Immediately after Missouri passed its ban, Planned Parenthood filed suit in federal court, claiming that the law was unconstitutional, and U.S. District Court Judge Scott Wright delayed enactment of the law. This is not the first time such a judicial appeal has succeeded; the courts have struck down similar laws in Arkansas, Iowa, and Nebraska. When an appeals court upheld Illinois' version, Janet Benshoof of the pro-abortion Center for Reproductive Law and Policy lamented, "This decision creates a constitutional crisis which will probably go to the Supreme Court." Actually, the Supreme Court created a constitutional crisis in the 1973 Roe v. Wade decision when it invented a "right" to privacy out of whole cloth, citing "penumbras and emanations" of the Constitution. With this decision, our system of self-governance and elected legislatures gave way to the power of the imperial federal judiciary.

Yet when the U.S. House of Representatives passed a bill limiting assisted suicide, the anti-life forces suddenly became populists and states-rights advocates. An amendment to the Controlled Substances Act, the bill banned the use of federally regulated drugs in physician-assisted suicide.

The amendment, the critics argue, was an illegitimate attack by the federal government on Oregon's Death With Dignity Act, which passed the state legislature with the support of 60 percent of Oregonians support. Officials in Oregon are now mulling legal action to block it.
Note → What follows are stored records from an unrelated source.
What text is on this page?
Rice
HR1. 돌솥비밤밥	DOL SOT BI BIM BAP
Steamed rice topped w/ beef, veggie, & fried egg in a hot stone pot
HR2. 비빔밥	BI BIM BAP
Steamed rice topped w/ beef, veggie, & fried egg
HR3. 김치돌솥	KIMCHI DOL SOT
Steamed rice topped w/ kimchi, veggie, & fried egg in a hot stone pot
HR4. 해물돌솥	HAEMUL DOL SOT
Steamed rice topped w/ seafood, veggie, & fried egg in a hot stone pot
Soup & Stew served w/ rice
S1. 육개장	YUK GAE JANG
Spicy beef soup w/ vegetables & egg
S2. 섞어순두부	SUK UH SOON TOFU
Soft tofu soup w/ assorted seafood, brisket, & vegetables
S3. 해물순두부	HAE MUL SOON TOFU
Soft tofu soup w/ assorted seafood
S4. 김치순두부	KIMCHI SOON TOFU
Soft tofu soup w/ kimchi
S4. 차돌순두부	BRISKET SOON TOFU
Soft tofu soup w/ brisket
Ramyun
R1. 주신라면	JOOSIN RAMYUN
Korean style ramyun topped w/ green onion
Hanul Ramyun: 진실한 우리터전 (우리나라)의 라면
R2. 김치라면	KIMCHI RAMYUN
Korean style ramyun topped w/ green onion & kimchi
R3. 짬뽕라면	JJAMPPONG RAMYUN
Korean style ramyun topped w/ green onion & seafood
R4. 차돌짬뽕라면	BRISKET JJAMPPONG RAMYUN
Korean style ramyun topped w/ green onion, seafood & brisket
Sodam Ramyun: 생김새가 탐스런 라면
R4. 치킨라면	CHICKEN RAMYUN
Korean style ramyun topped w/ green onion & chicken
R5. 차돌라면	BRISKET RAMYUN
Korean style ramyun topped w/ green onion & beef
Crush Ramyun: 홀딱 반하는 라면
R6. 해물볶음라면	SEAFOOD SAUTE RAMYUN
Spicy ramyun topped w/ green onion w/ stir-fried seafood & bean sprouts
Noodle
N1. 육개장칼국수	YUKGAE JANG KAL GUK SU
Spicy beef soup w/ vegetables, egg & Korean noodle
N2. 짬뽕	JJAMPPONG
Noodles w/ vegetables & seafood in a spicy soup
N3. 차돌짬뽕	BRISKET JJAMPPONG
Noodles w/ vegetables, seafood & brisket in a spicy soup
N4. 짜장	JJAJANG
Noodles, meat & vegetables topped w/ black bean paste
The officials' response displayed a rare blend of hypocrisy and error. Not only did they rush to federal court to overrule adverse state legislative actions in Illinois and Missouri, but they also had no case against Congress in Oregon. Although Oregon attorney general David Schuman said that the amendment "will nullify Oregon's Death With Dignity Act," it clearly will do no such thing.

The Congressional bill only targeted federally regulated medications, and such an action falls within the scope of the accepted interpretation of the "necessary and proper" clause of Article I of the Constitution. Assisted suicide remains legal in Oregon, but means other than federally controlled drugs must be used. While this outcome is not ideal for pro-life Congressmen who desire an outright ban, they restricted themselves to the authority of the Constitution. Their opponents, on the other hand, do not respect American constitutional government—they only manipulate it to achieve their ends. When the laws passed suit their interests, they cheer the virtues of self-government, but when the laws oppose their cause, they run to an elected judiciary.

It is now very likely that the Supreme Court will hear an appeal of one of the state partial birth abortion laws. Should the laws be upheld, the pro-abortion side's legal escape hatch will be sealed. In that case, pro-abortionists will have to convince the country at large that infanticide is right and that suffering people should be abandoned to their despair rather than comforted in their pain—and that will be a tough sell.